This year I discovered yard sales. I grew up in the country, where we don’t really have yard sales. We have big rummage sales run by little old fundamentalist ladies wearing seasonally decorated sweatshirts, who put up signs like this:

When I first moved to Portland I was living downtown – no yard sales there, either. But last winter I moved over to the east side, and when we emerged from our damp caves at the beginning of summer to take our more regular perambulations allowed by beautiful northwest summers, I started to see them, tacked on community bulletin boards, lampposts, fences: yard sale signs. I began to wander past a few, and as the season wore on, I started paying attention during the week to sales that would be happening that weekend. Always something new-to-me and unusual to be picked up, almost always for the equivalent of change I can dig out of the couch cushions. I’ve bought a Victrola cupboard, a botanical lithograph, a 50-year-old jewelry box. I went really nuts at one yard sale and spent a whole $19. (I may never move back to the country again.)
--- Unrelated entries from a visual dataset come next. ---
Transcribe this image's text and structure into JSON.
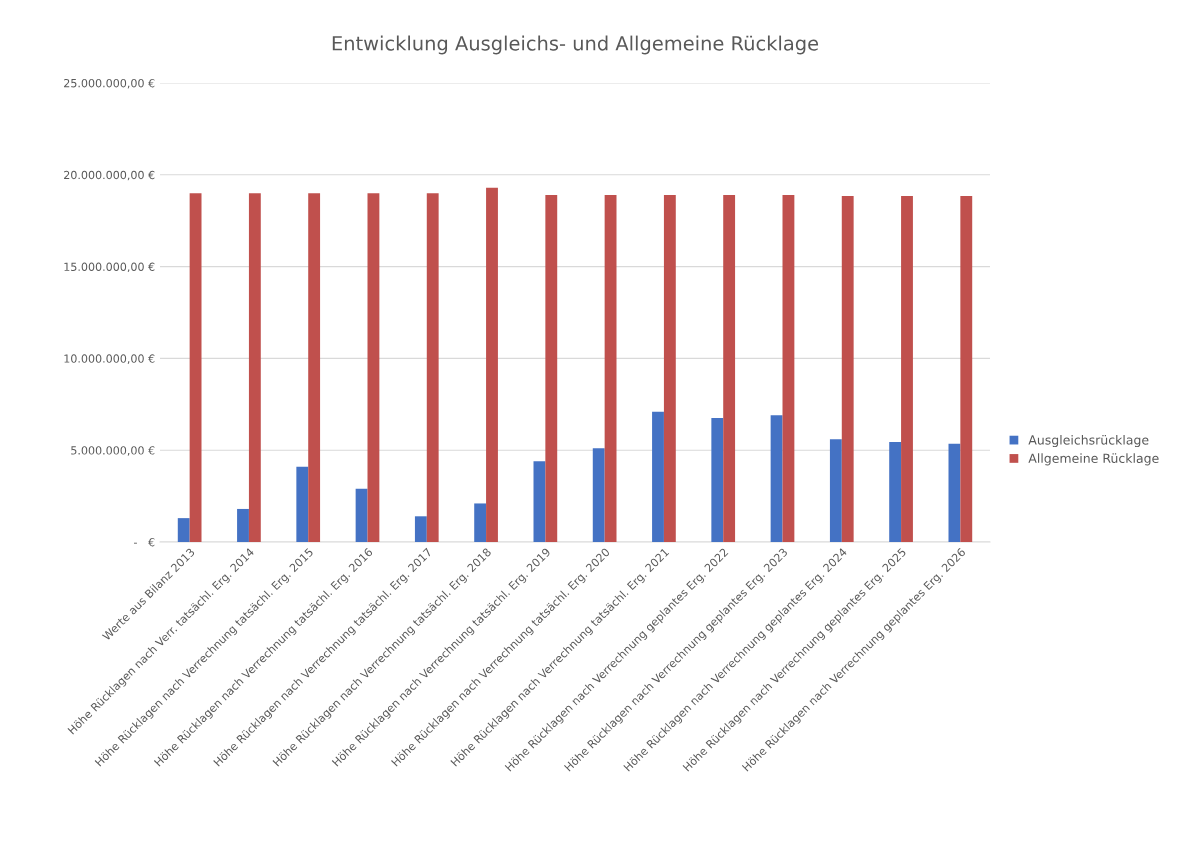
{
  "chart_data": {
    "type": "bar",
    "title": "Entwicklung Ausgleichs- und Allgemeine Rücklage",
    "categories": [
      "Werte aus Bilanz 2013",
      "Höhe Rücklagen nach Verr. tatsächl. Erg. 2014",
      "Höhe Rücklagen nach Verrechnung tatsächl. Erg. 2015",
      "Höhe Rücklagen nach Verrechnung tatsächl. Erg. 2016",
      "Höhe Rücklagen nach Verrechnung tatsächl. Erg. 2017",
      "Höhe Rücklagen nach Verrechnung tatsächl. Erg. 2018",
      "Höhe Rücklagen nach Verrechnung tatsächl. Erg. 2019",
      "Höhe Rücklagen nach Verrechnung tatsächl. Erg. 2020",
      "Höhe Rücklagen nach Verrechnung tatsächl. Erg. 2021",
      "Höhe Rücklagen nach Verrechnung geplantes Erg. 2022",
      "Höhe Rücklagen nach Verrechnung geplantes Erg. 2023",
      "Höhe Rücklagen nach Verrechnung geplantes Erg. 2024",
      "Höhe Rücklagen nach Verrechnung geplantes Erg. 2025",
      "Höhe Rücklagen nach Verrechnung geplantes Erg. 2026"
    ],
    "series": [
      {
        "name": "Ausgleichsrücklage",
        "color": "#4472c4",
        "values": [
          1300000,
          1800000,
          4100000,
          2900000,
          1400000,
          2100000,
          4400000,
          5100000,
          7100000,
          6750000,
          6900000,
          5600000,
          5450000,
          5350000
        ]
      },
      {
        "name": "Allgemeine Rücklage",
        "color": "#c0504d",
        "values": [
          19000000,
          19000000,
          19000000,
          19000000,
          19000000,
          19300000,
          18900000,
          18900000,
          18900000,
          18900000,
          18900000,
          18850000,
          18850000,
          18850000
        ]
      }
    ],
    "ylim": [
      0,
      25000000
    ],
    "yticks": [
      {
        "value": 0,
        "label": "-   €"
      },
      {
        "value": 5000000,
        "label": "5.000.000,00 €"
      },
      {
        "value": 10000000,
        "label": "10.000.000,00 €"
      },
      {
        "value": 15000000,
        "label": "15.000.000,00 €"
      },
      {
        "value": 20000000,
        "label": "20.000.000,00 €"
      },
      {
        "value": 25000000,
        "label": "25.000.000,00 €"
      }
    ],
    "grid": "y",
    "legend": "right"
  }
}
I’m always keeping an eye out for sturdy kitchen equipment. Buy what you can afford, when it comes to cooking, but on my salary, I can afford aluminum baking dishes from Safeway. So yard sales are it, for me. A few weeks ago I spied two super high quality muffin tins. Sweet! I said. I need muffin tins! $5 each! For two… muffins-the-size-of-your-head muffin tins.
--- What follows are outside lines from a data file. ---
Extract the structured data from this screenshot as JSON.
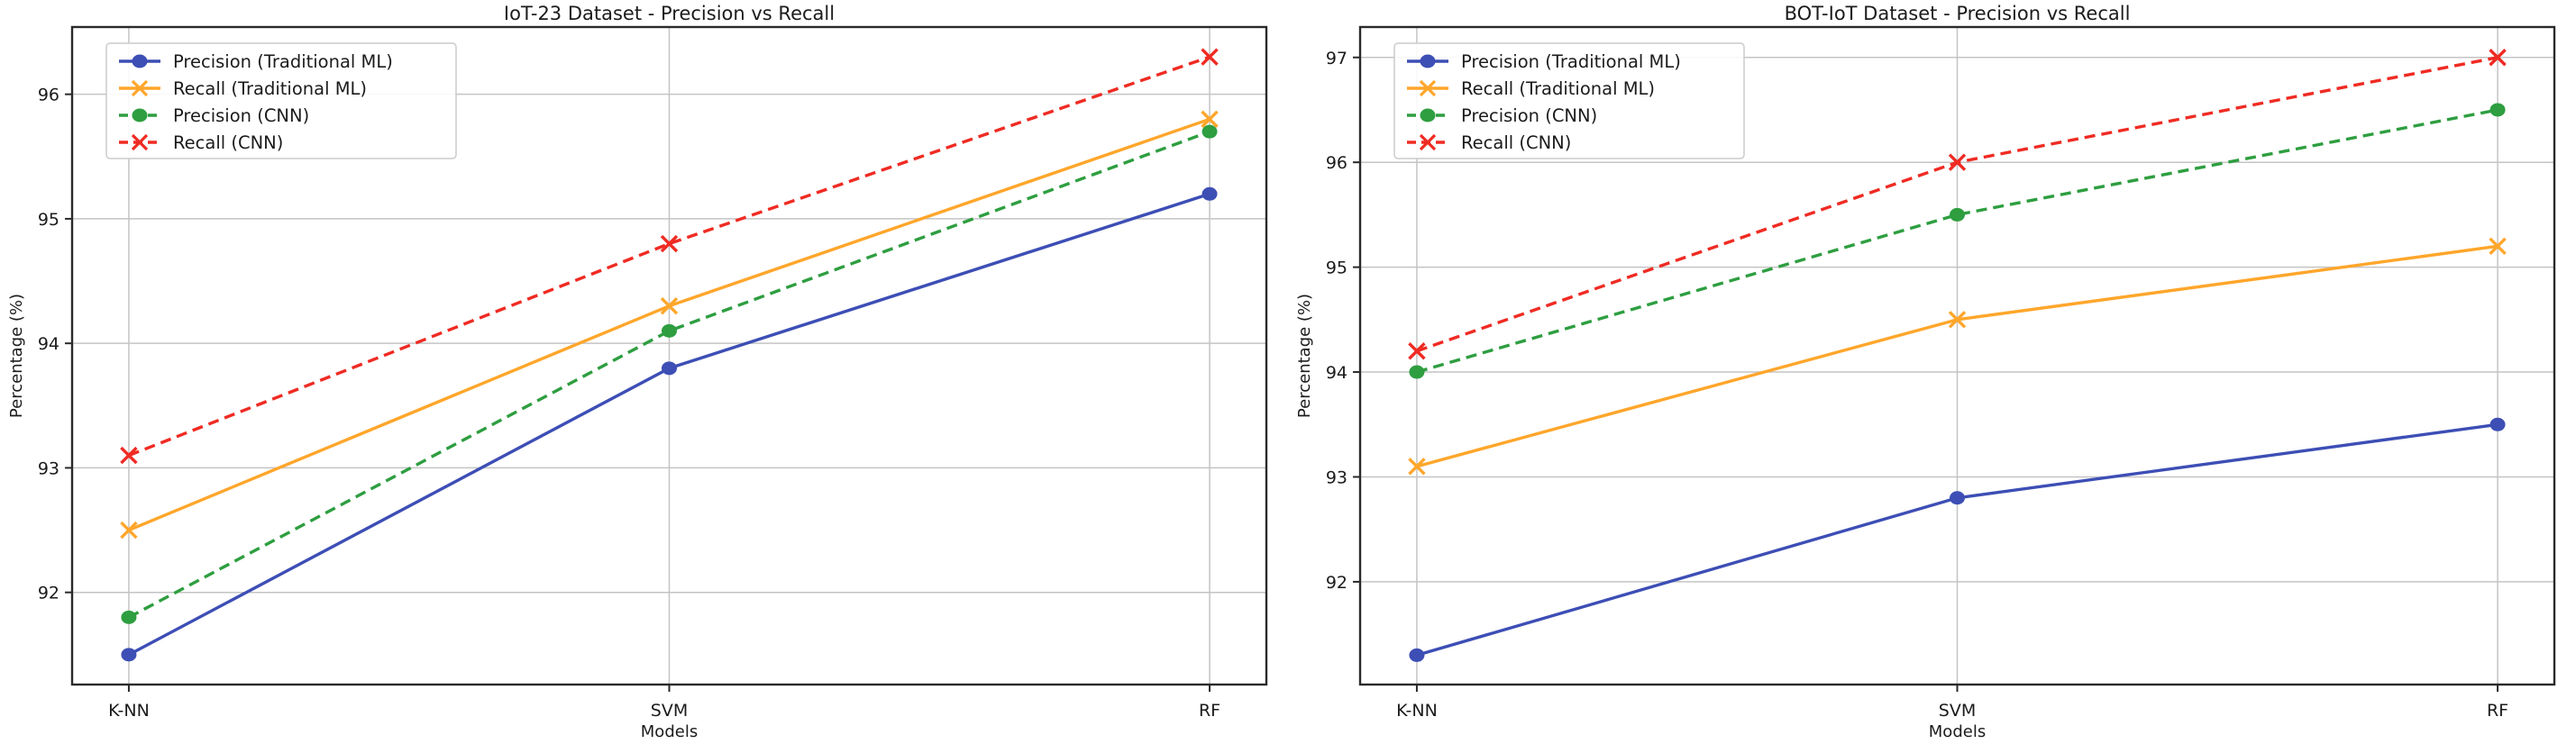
{
  "figure": {
    "background": "#ffffff",
    "grid_color": "#c4c4c4",
    "spine_color": "#2a2a2a",
    "text_color": "#1c1c1c"
  },
  "chart_data": [
    {
      "type": "line",
      "title": "IoT-23 Dataset - Precision vs Recall",
      "xlabel": "Models",
      "ylabel": "Percentage (%)",
      "categories": [
        "K-NN",
        "SVM",
        "RF"
      ],
      "yticks": [
        92,
        93,
        94,
        95,
        96
      ],
      "ylim": [
        91.26,
        96.54
      ],
      "grid": true,
      "legend_position": "upper-left",
      "series": [
        {
          "name": "Precision (Traditional ML)",
          "values": [
            91.5,
            93.8,
            95.2
          ],
          "color": "#3d4eb5",
          "style": "solid",
          "marker": "circle"
        },
        {
          "name": "Recall (Traditional ML)",
          "values": [
            92.5,
            94.3,
            95.8
          ],
          "color": "#ffa62b",
          "style": "solid",
          "marker": "x"
        },
        {
          "name": "Precision (CNN)",
          "values": [
            91.8,
            94.1,
            95.7
          ],
          "color": "#2e9e40",
          "style": "dashed",
          "marker": "circle"
        },
        {
          "name": "Recall (CNN)",
          "values": [
            93.1,
            94.8,
            96.3
          ],
          "color": "#ef2b23",
          "style": "dashed",
          "marker": "x"
        }
      ]
    },
    {
      "type": "line",
      "title": "BOT-IoT Dataset - Precision vs Recall",
      "xlabel": "Models",
      "ylabel": "Percentage (%)",
      "categories": [
        "K-NN",
        "SVM",
        "RF"
      ],
      "yticks": [
        92,
        93,
        94,
        95,
        96,
        97
      ],
      "ylim": [
        91.02,
        97.29
      ],
      "grid": true,
      "legend_position": "upper-left",
      "series": [
        {
          "name": "Precision (Traditional ML)",
          "values": [
            91.3,
            92.8,
            93.5
          ],
          "color": "#3d4eb5",
          "style": "solid",
          "marker": "circle"
        },
        {
          "name": "Recall (Traditional ML)",
          "values": [
            93.1,
            94.5,
            95.2
          ],
          "color": "#ffa62b",
          "style": "solid",
          "marker": "x"
        },
        {
          "name": "Precision (CNN)",
          "values": [
            94.0,
            95.5,
            96.5
          ],
          "color": "#2e9e40",
          "style": "dashed",
          "marker": "circle"
        },
        {
          "name": "Recall (CNN)",
          "values": [
            94.2,
            96.0,
            97.0
          ],
          "color": "#ef2b23",
          "style": "dashed",
          "marker": "x"
        }
      ]
    }
  ]
}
I figured oversized muffins were better than no muffins. So I stuffed them in the messenger bag, along with a bedskirt (I’d been looking for one of those forever! They’re either expensive or heinous. Sometimes both!), and I pedaled back home. And then I made myself some of Deborah Madison’s quinoa muffins. Some credit goes to my roommate: I stole her quinoa to make these. She didn’t mind. Why? Because they’re tasty, that’s why.
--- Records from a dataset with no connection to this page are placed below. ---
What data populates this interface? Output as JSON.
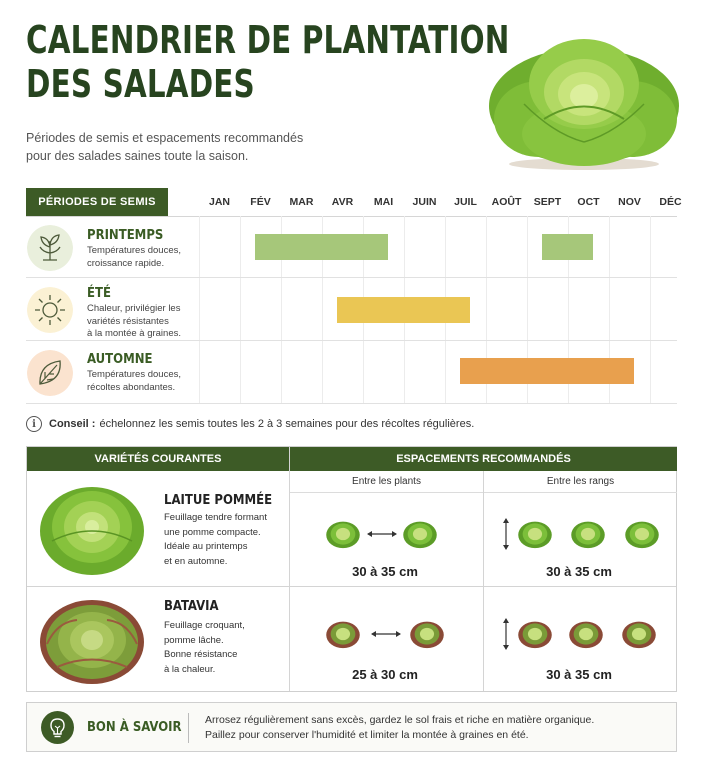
{
  "header": {
    "title_line1": "CALENDRIER DE PLANTATION",
    "title_line2": "DES SALADES",
    "subtitle_line1": "Périodes de semis et espacements recommandés",
    "subtitle_line2": "pour des salades saines toute la saison."
  },
  "calendar": {
    "header_label": "PÉRIODES DE SEMIS",
    "months": [
      "JAN",
      "FÉV",
      "MAR",
      "AVR",
      "MAI",
      "JUIN",
      "JUIL",
      "AOÛT",
      "SEPT",
      "OCT",
      "NOV",
      "DÉC"
    ],
    "seasons": [
      {
        "name": "PRINTEMPS",
        "desc_line1": "Températures douces,",
        "desc_line2": "croissance rapide.",
        "desc_line3": "",
        "icon": "sprout-icon",
        "color": "#a6c77a",
        "periods": [
          {
            "start": "FÉV",
            "end": "MAI"
          },
          {
            "start": "SEPT",
            "end": "OCT"
          }
        ]
      },
      {
        "name": "ÉTÉ",
        "desc_line1": "Chaleur, privilégier les",
        "desc_line2": "variétés résistantes",
        "desc_line3": "à la montée à graines.",
        "icon": "sun-icon",
        "color": "#eac654",
        "periods": [
          {
            "start": "AVR",
            "end": "JUIL"
          }
        ]
      },
      {
        "name": "AUTOMNE",
        "desc_line1": "Températures douces,",
        "desc_line2": "récoltes abondantes.",
        "desc_line3": "",
        "icon": "leaf-icon",
        "color": "#e8a04e",
        "periods": [
          {
            "start": "JUIL",
            "end": "NOV"
          }
        ]
      }
    ]
  },
  "tip": {
    "icon": "info-icon",
    "label": "Conseil :",
    "text": "échelonnez les semis toutes les 2 à 3 semaines pour des récoltes régulières."
  },
  "table": {
    "col_varieties": "VARIÉTÉS COURANTES",
    "col_spacing": "ESPACEMENTS RECOMMANDÉS",
    "sub_between_plants": "Entre les plants",
    "sub_between_rows": "Entre les rangs",
    "rows": [
      {
        "name": "LAITUE POMMÉE",
        "desc": [
          "Feuillage tendre formant",
          "une pomme compacte.",
          "Idéale au printemps",
          "et en automne."
        ],
        "plants_spacing": "30 à 35 cm",
        "rows_spacing": "30 à 35 cm",
        "leaf_color": "#7cbf3a"
      },
      {
        "name": "BATAVIA",
        "desc": [
          "Feuillage croquant,",
          "pomme lâche.",
          "Bonne résistance",
          "à la chaleur."
        ],
        "plants_spacing": "25 à 30 cm",
        "rows_spacing": "30 à 35 cm",
        "leaf_color": "#7a9b38"
      }
    ]
  },
  "good_to_know": {
    "icon": "lightbulb-icon",
    "title": "BON À SAVOIR",
    "line1": "Arrosez régulièrement sans excès, gardez le sol frais et riche en matière organique.",
    "line2": "Paillez pour conserver l'humidité et limiter la montée à graines en été."
  }
}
This recipe is made for regular sized muffins, not the behemoths I made, for which I just doubled the recipe and thus put twice as much batter in each muffin cup.

Quinoa Muffins
from Vegetarian Cooking for Everyone by Deborah Madison

1 cup cooked or 1/2 cup raw quinoa
1 cup whole wheat pastry flour
1 cup quinoa flour
1/4 teaspoon salt
1 teaspoon baking soda
1/2 cup packed light brown sugar
1 egg
1/4 c butter, melted, or vegetable oil
1 1/4 cups buttermilk or yogurt
1 teaspoon vanilla extract

Preheat to 375F. Spray or oil muffin tins.

If cooking quinoa, rinse it well, put it in a small saucepan with 1 cup water, and bring to a boil. Simmer, covered, until the water is absorbed, about 15 minutes, then drain.

Meanwhile, combine flours, salt, soda, and sugar in a mixing bowl. Beat the egg with the oil, buttermilk, and vanilla. Stir wet ingredients into dry, add the quinoa, and mix with a spatula, scraping up from the bottom so that the flour is mixed in thoroughly. Scoop the batter into the muffin cups and bake until firm and light brown on top, 25-30 minutes.